Psychology and psychiatry shift what people do, think, feel, say, etc., to what they are. And with this the notion of responsibility changes. Now there must be criminal types, not just people who are criminals because they have a committed a crime (and as a fact that is known or established through the appropriate legal proceeding). A person who “raises his voice” could be a violent person, just because experts infer or decide that he could or is likely to do something in particular that would be rightly called violent, based on his personality, a behavioral (pre-)disposition that could be identified in advance in a crime prevention procedure. It would make people in effect responsible for what they are rather than what they do. This would shift responsibility away from the agentive, so that there is nothing that they, acting in their own will, can do about it. They would be subjects subjected to the authority of managing personnel.

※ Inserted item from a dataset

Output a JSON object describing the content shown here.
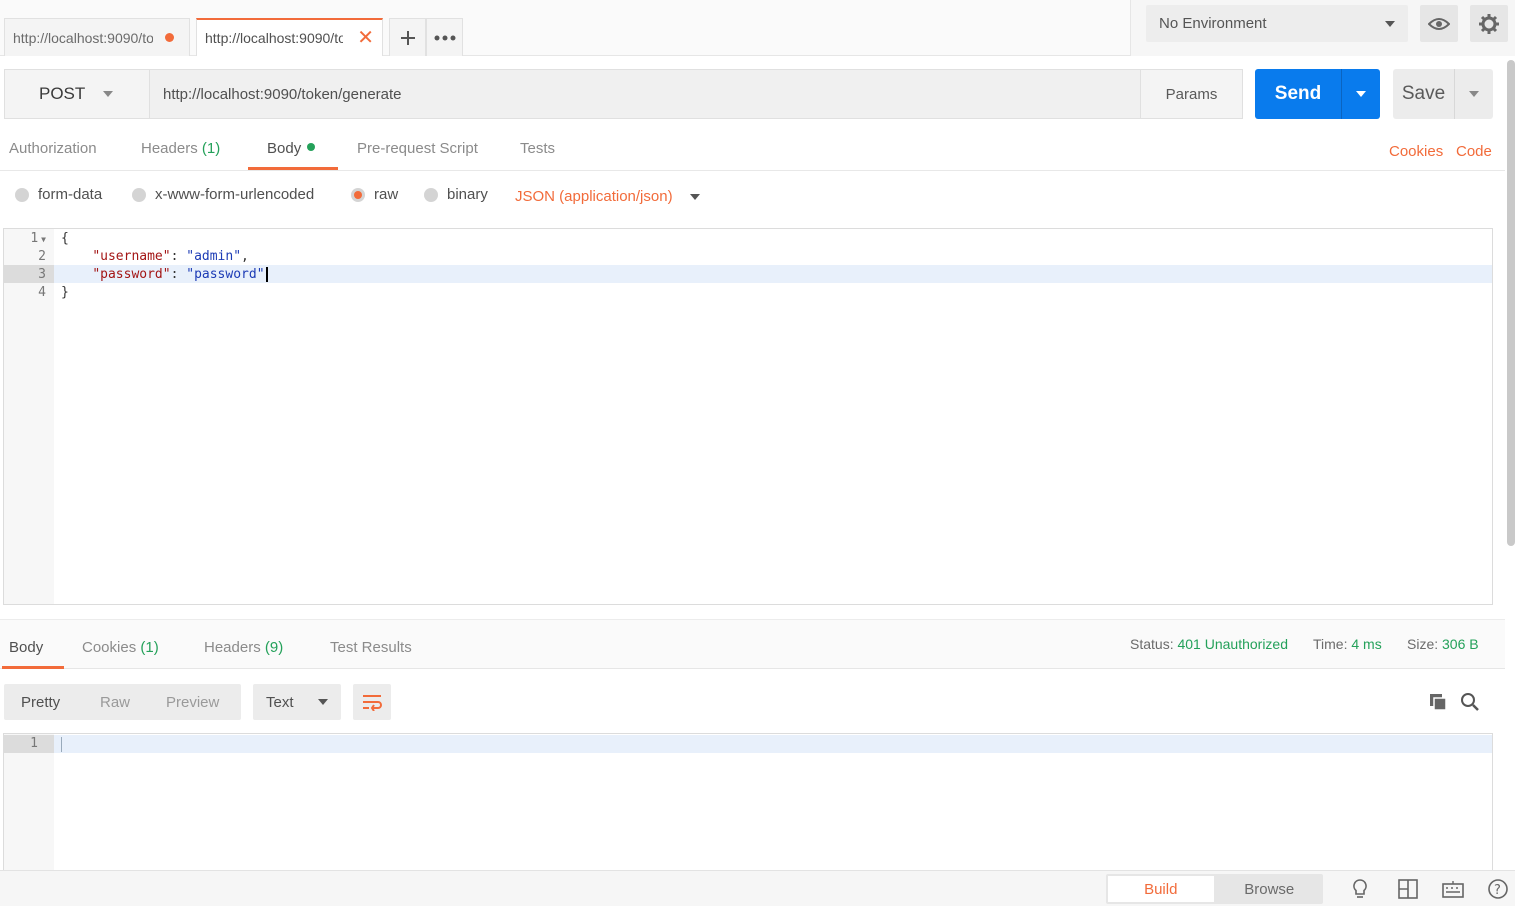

In Ingmar Bergman’s film “Wild Strawberries,” Professor Borg is declared in a dreamt school examination “guilty of guilt.” This condition applies when a set containing an element is identified with that element. This produces self-referential identities that repeat one term with its encapsulating reflection. This helps in seeing the difference between being, say, hysterical (traditionally, a neurosis), in answer to the question, not, “Do you have any mental illness?” but “Which mental illness (or psychiatric category of personality types and behavioral dispositions) do you have?” Often in reality an unnoticed shift is performed from the latter to the former: “You are an hysterical neurotic, and this is a mental illness.” The difference here is between type of condition and a social status as normal or abnormal, acceptable or excluded.
We have society with administrative government and the mass media formation of ideologies, in which psychology as both science and folk discipline is almost supreme. To this corresponds our therapeutic culture. The “spiritualities” of the “New Age” are all about that. Everyone is now supposed to busy themselves in much ado about getting right with a new idea of “God” who wants us all to be "healthy,” to maximize our happiness, and to live in as much trouble-free contentment as we can. If something goes wrong or anyone has a problem, it’s someone’s, usually someone else’s, illness acting up.
One thing such a society will not be is democratic, which is to say, political.